The AFRL grant will specifically focus on how THz communications can be securely utilized in airborne networks. A key challenge with THz frequencies is that they have difficulty going through obstacles, such as with computers, furniture, or even plants in an office building, Jornet said. But if planes were to utilize THz frequencies, obstacles are less of an issue.
“We have THz radios, and know-how THz signals propagate,” he explained. “We want to improve the design of how airplanes, drones, etc., communicate with each other using these THz signals.
“They can communicate fast, which means that synchronization becomes a challenge. For example, if two people are talking fast, one might not be able to understand the other. Being able to quickly communicate, but without proper synchronization is a problem. How can we make airplanes talk fast while they are also flying at high speeds?”
There is also a potential security benefit with THz communications, Jornet said.

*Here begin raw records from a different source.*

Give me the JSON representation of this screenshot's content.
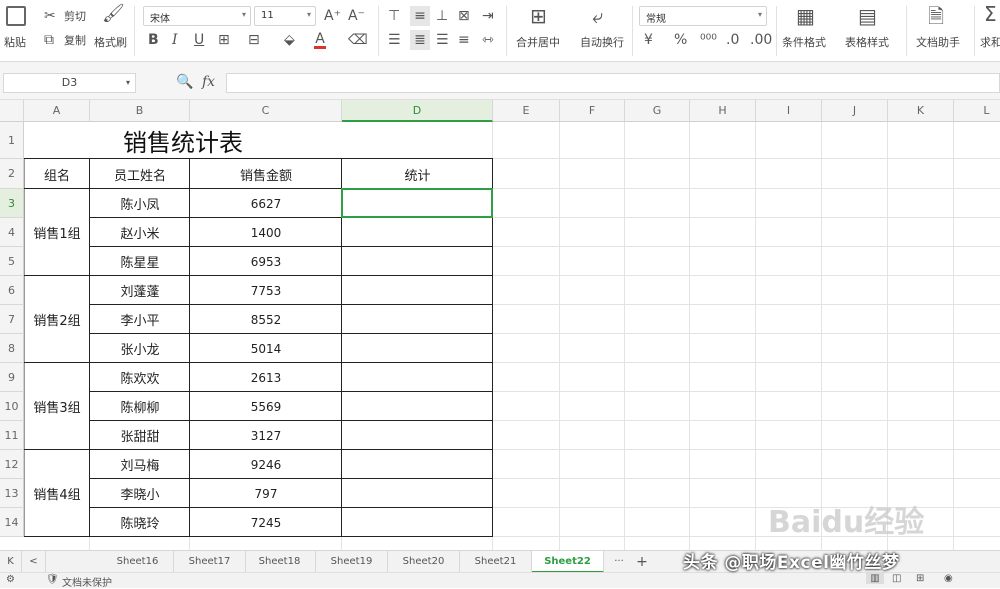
{
  "ribbon": {
    "paste_label": "粘贴",
    "cut_label": "剪切",
    "copy_label": "复制",
    "format_painter_label": "格式刷",
    "font_name": "宋体",
    "font_size": "11",
    "bold": "B",
    "italic": "I",
    "underline": "U",
    "font_color_letter": "A",
    "merge_center_label": "合并居中",
    "wrap_text_label": "自动换行",
    "number_format": "常规",
    "percent": "%",
    "conditional_format_label": "条件格式",
    "table_style_label": "表格样式",
    "doc_assistant_label": "文档助手",
    "sum_label": "求和",
    "sum_icon": "Σ",
    "accent_color": "#2f9e44"
  },
  "formula_bar": {
    "name_box": "D3",
    "fx": "fx",
    "value": ""
  },
  "grid": {
    "columns": [
      "A",
      "B",
      "C",
      "D",
      "E",
      "F",
      "G",
      "H",
      "I",
      "J",
      "K",
      "L"
    ],
    "active_column": "D",
    "rows": [
      "1",
      "2",
      "3",
      "4",
      "5",
      "6",
      "7",
      "8",
      "9",
      "10",
      "11",
      "12",
      "13",
      "14"
    ],
    "active_row": "3",
    "title": "销售统计表",
    "headers": [
      "组名",
      "员工姓名",
      "销售金额",
      "统计"
    ],
    "groups": [
      "销售1组",
      "销售2组",
      "销售3组",
      "销售4组"
    ],
    "names": [
      "陈小凤",
      "赵小米",
      "陈星星",
      "刘蓬蓬",
      "李小平",
      "张小龙",
      "陈欢欢",
      "陈柳柳",
      "张甜甜",
      "刘马梅",
      "李晓小",
      "陈晓玲"
    ],
    "amounts": [
      "6627",
      "1400",
      "6953",
      "7753",
      "8552",
      "5014",
      "2613",
      "5569",
      "3127",
      "9246",
      "797",
      "7245"
    ]
  },
  "sheet_tabs": {
    "nav_first": "K",
    "nav_prev": "<",
    "tabs": [
      "Sheet16",
      "Sheet17",
      "Sheet18",
      "Sheet19",
      "Sheet20",
      "Sheet21",
      "Sheet22"
    ],
    "active_tab": "Sheet22",
    "more": "···",
    "add": "+"
  },
  "status_bar": {
    "doc_status": "文档未保护"
  },
  "overlay": {
    "watermark": "头条 @职场Excel幽竹丝梦",
    "baidu": "Baidu经验"
  }
}
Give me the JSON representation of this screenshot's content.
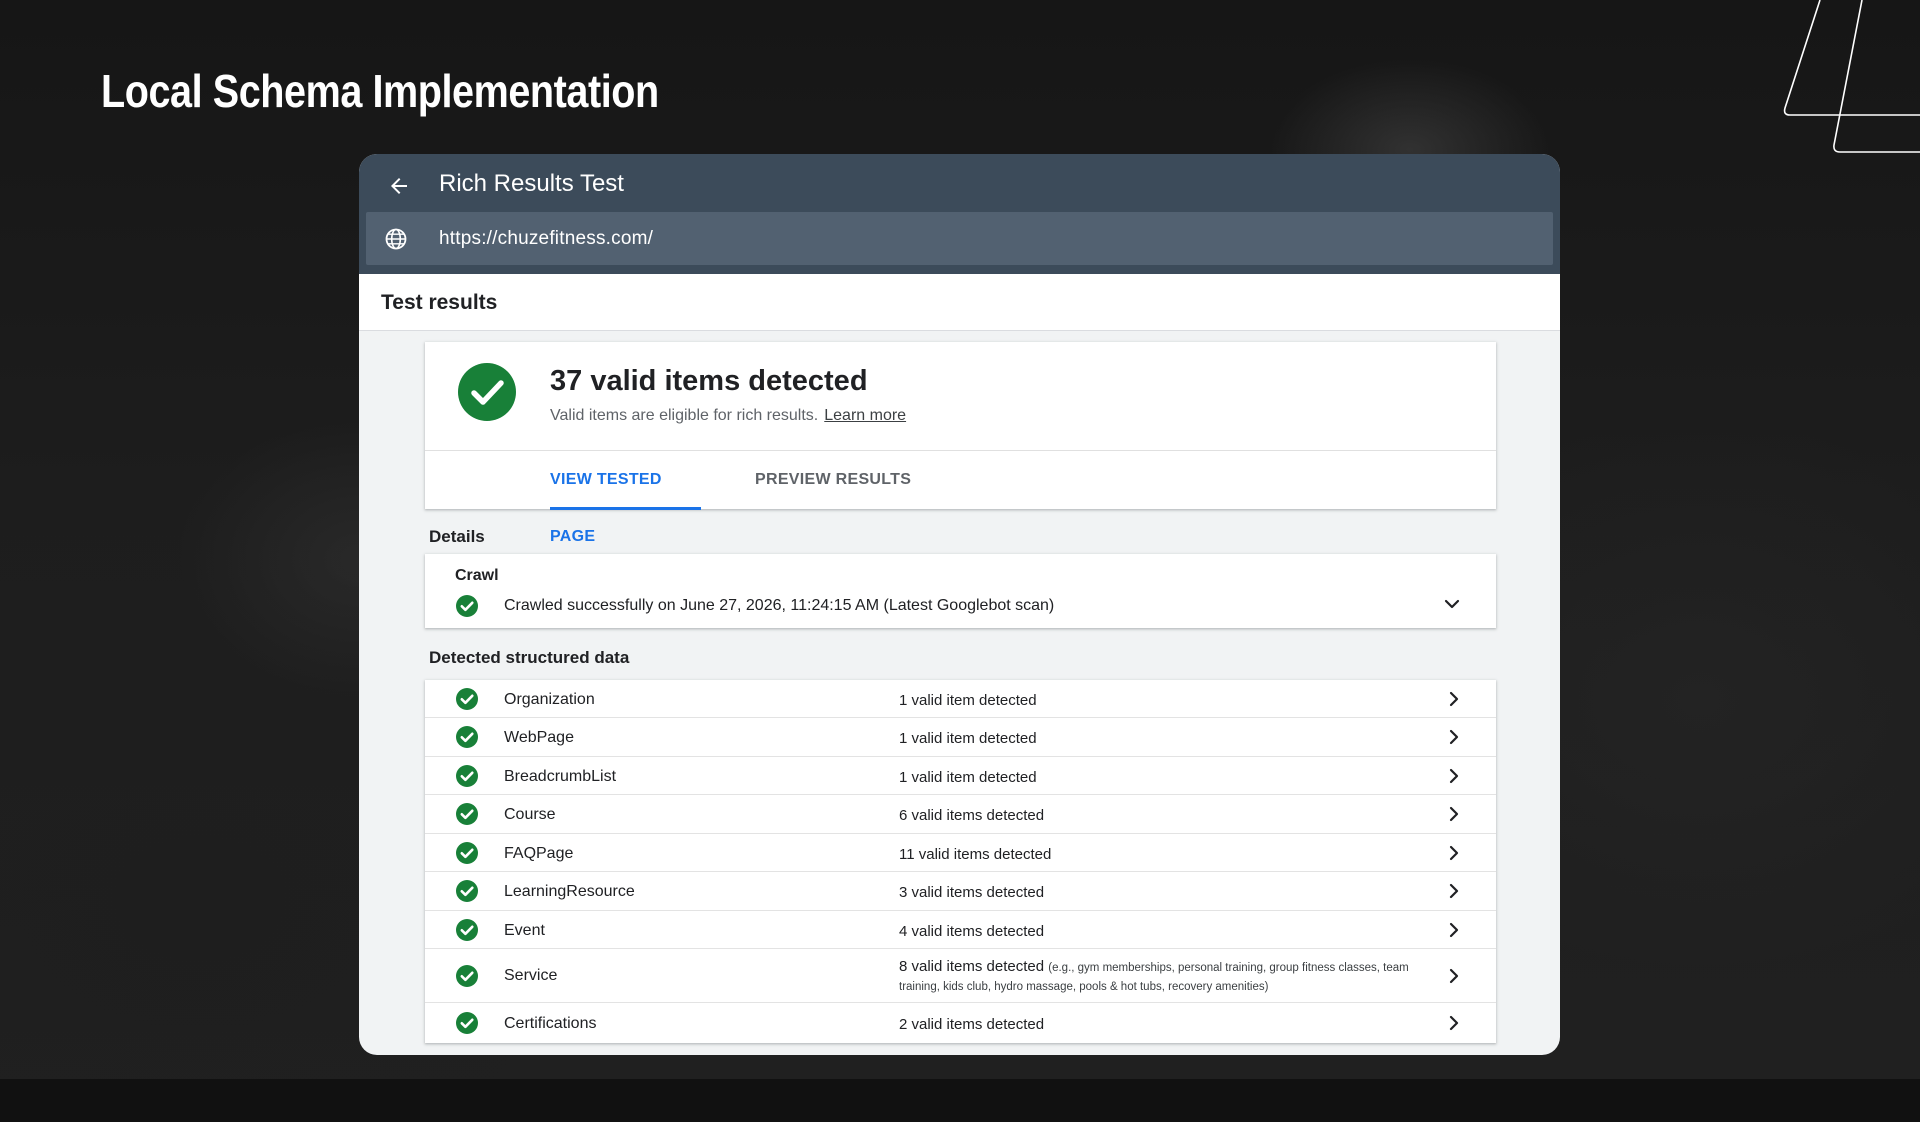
{
  "slide": {
    "title": "Local Schema Implementation"
  },
  "app": {
    "title": "Rich Results Test",
    "url": "https://chuzefitness.com/",
    "results_title": "Test results"
  },
  "summary": {
    "heading": "37 valid items detected",
    "subtext": "Valid items are eligible for rich results.",
    "learn_more": "Learn more",
    "tabs": [
      {
        "label": "VIEW TESTED PAGE",
        "active": true
      },
      {
        "label": "PREVIEW RESULTS",
        "active": false
      }
    ]
  },
  "details": {
    "label": "Details",
    "crawl_title": "Crawl",
    "crawl_text": "Crawled successfully on June 27, 2026, 11:24:15 AM (Latest Googlebot scan)"
  },
  "structured_data": {
    "label": "Detected structured data",
    "rows": [
      {
        "name": "Organization",
        "count": "1 valid item detected"
      },
      {
        "name": "WebPage",
        "count": "1 valid item detected"
      },
      {
        "name": "BreadcrumbList",
        "count": "1 valid item detected"
      },
      {
        "name": "Course",
        "count": "6 valid items detected"
      },
      {
        "name": "FAQPage",
        "count": "11 valid items detected"
      },
      {
        "name": "LearningResource",
        "count": "3 valid items detected"
      },
      {
        "name": "Event",
        "count": "4 valid items detected"
      },
      {
        "name": "Service",
        "count": "8 valid items detected",
        "note": "(e.g., gym memberships, personal training, group fitness classes, team training, kids club, hydro massage, pools & hot tubs, recovery amenities)"
      },
      {
        "name": "Certifications",
        "count": "2 valid items detected"
      }
    ]
  },
  "colors": {
    "topbar": "#3c4b5a",
    "urlbar": "#526171",
    "accent": "#1a73e8",
    "success": "#188038"
  },
  "icons": [
    "back-arrow-icon",
    "globe-icon",
    "check-circle-icon",
    "chevron-down-icon",
    "chevron-right-icon"
  ]
}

If those two people are talking quickly, another individual outside of the conversation could have difficulty overhearing the chatter.
“One thing that hinders THz is water vapor, or humidity,” he said. “When you go higher up in the air, the humidity goes down. So, THz signals work well at 30,000 feet. People on the ground will have a hard time listening to those signals.”
For the research, Jornet said his team will first work to define the language that planes are going to use. Once that “language” has been determined, can the same language be used on any other frequency?
“Then we need to define the time at which these planes will talk to each other,” he explained. “When two people can clearly communicate [in the same language], it’s because there is a back and forth. With planes, we need to determine what language they speak, how they speak, and when they speak.”
This phase of the research will focus on in-lab testing, Jornet concluded.
“We can do all of the work for this part of the project on the ground,” he said. “If we’re successful, then there can be a possible follow up project, which would include putting [the communication capabilities] on a plane and do real testing up in the air.”